Additional Insight (Spoilers Abound):

  • Can any of the ‘powers’ be used for healing?
  • This is the scientist in me but do the powers correspond at all to the frequency or length of the wavelengths? Such as blue wavelength being shorter and more intense than red? And the visible spectrum makes up such a very tiny section of the electromagnetic spectrum? Are there powers that exist beyond the visible light barriers other than sub red and ultra violet? As these powers are linked to sight, perhaps not, but it would be a fascinating extension.
  • The scene I was alluding to above with which totally turned my expectations for The Black Prism on their heads was when it was revealed that not only was Gavin’s brother, Dazen alive, but the two brothers were switched. So all along, the character we thought was Gavin was actually Dazen. So that means Kip is actually his nephew, not his kid. What happens if the real Gavin escapes?
  • What happened between Kip’s mother and actual Gavin?
  • Where did that knife come from? Did the knife cause Gavin to lose blue?  Does this mean he is actually dying? Maybe he only lost the color he was drafting with at the time? What is the knife made of? White luxin?
  • What happened to real Gavin and Karris’ son? Is it Zymun?
  • How did Corvan know about Gavin’s bastard and ‘Gavin’ did not?
  • How could Liv defect? What would she have done if her father had told her the truth?
  • How many colors can Kip draft? How will he handle the note he found from his mother? How will he cope after all of the killing he did during the battle?
  • Who sent the assassin after Kip?
  • From a personal standpoint, Weeks graduated from Hillsdale College. I grew up and still own farmland in Hillsdale County, a mere 20 minutes from this prestigious college.
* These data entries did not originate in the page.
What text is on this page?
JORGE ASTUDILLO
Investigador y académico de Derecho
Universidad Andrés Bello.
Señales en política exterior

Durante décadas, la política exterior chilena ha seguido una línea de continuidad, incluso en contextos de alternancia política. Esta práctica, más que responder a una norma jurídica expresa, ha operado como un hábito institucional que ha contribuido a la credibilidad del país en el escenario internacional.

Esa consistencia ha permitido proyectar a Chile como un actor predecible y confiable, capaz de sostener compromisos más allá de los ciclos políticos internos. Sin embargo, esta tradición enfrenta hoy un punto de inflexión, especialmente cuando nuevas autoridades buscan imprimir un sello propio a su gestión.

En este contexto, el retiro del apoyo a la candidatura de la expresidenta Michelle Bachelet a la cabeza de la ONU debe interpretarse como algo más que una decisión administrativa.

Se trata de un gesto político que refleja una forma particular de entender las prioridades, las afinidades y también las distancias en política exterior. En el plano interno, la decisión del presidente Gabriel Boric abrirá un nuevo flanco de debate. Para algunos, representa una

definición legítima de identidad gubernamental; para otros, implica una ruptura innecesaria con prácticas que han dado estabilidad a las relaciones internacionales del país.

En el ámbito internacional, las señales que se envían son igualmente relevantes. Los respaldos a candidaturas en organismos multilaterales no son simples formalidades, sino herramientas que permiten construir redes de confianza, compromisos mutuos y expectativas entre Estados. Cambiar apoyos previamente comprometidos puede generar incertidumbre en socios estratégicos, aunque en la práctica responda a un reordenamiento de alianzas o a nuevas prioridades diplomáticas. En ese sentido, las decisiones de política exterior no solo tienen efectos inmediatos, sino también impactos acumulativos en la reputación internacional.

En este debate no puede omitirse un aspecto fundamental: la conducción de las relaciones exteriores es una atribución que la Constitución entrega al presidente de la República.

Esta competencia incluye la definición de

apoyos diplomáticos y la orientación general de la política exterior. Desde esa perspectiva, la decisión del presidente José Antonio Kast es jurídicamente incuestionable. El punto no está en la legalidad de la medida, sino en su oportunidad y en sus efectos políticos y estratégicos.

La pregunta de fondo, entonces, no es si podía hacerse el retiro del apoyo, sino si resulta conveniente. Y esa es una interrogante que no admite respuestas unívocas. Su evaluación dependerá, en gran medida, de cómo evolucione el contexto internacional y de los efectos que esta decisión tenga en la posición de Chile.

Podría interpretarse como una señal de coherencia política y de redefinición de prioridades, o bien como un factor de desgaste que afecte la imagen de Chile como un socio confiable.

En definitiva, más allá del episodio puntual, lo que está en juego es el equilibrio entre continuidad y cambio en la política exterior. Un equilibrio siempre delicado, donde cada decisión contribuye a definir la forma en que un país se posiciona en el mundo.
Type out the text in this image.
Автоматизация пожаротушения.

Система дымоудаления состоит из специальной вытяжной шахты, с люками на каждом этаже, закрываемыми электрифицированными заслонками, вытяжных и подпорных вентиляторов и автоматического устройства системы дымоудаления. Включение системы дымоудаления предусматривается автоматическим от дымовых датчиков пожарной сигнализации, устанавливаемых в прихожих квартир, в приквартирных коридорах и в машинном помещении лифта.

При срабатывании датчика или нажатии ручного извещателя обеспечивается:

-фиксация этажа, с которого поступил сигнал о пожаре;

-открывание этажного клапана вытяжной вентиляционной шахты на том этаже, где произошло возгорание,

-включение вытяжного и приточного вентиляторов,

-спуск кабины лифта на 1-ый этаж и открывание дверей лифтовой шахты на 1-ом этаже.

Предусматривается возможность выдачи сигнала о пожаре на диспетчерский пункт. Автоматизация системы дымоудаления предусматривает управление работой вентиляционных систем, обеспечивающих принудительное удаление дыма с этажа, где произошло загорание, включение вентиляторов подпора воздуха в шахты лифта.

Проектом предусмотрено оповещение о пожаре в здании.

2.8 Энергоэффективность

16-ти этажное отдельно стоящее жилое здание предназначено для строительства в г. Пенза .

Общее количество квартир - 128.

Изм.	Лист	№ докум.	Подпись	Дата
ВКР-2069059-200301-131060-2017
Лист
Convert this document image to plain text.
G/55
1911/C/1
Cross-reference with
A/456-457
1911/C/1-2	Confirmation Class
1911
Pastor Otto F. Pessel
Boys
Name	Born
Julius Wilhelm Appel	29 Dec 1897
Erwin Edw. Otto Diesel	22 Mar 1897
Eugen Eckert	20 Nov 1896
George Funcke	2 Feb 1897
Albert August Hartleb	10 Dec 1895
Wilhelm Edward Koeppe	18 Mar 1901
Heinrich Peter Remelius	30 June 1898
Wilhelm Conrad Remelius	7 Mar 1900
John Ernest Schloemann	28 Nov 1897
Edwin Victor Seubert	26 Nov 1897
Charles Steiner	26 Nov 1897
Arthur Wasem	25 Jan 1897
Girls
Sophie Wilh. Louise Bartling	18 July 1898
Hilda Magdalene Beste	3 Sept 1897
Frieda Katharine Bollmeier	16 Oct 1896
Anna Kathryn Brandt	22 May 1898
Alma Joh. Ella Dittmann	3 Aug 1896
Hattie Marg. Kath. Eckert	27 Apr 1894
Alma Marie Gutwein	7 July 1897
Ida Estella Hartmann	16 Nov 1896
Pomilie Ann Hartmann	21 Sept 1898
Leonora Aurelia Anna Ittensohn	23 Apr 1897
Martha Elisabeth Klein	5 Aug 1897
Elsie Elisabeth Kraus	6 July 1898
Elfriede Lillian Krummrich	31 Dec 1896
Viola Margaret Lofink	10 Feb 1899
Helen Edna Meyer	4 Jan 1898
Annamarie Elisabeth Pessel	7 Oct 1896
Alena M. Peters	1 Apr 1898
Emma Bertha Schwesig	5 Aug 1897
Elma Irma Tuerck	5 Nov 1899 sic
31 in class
I almost went to this college but changed my mind because I didn’t want to go to school so close to home. Oh youth. I had many, many friends go to HC though, so I spent many nights hanging out at the school. Small world!

3 comments

  1. I’m very excited to try reading this book! It’s been sitting on my shelf for the good part of the last year, so I plan on reading it come the New Year…I hope! And if I could recommend an epic fantasy for you, Brandon Sanderson’s The Stormlight Archive is also fantastic!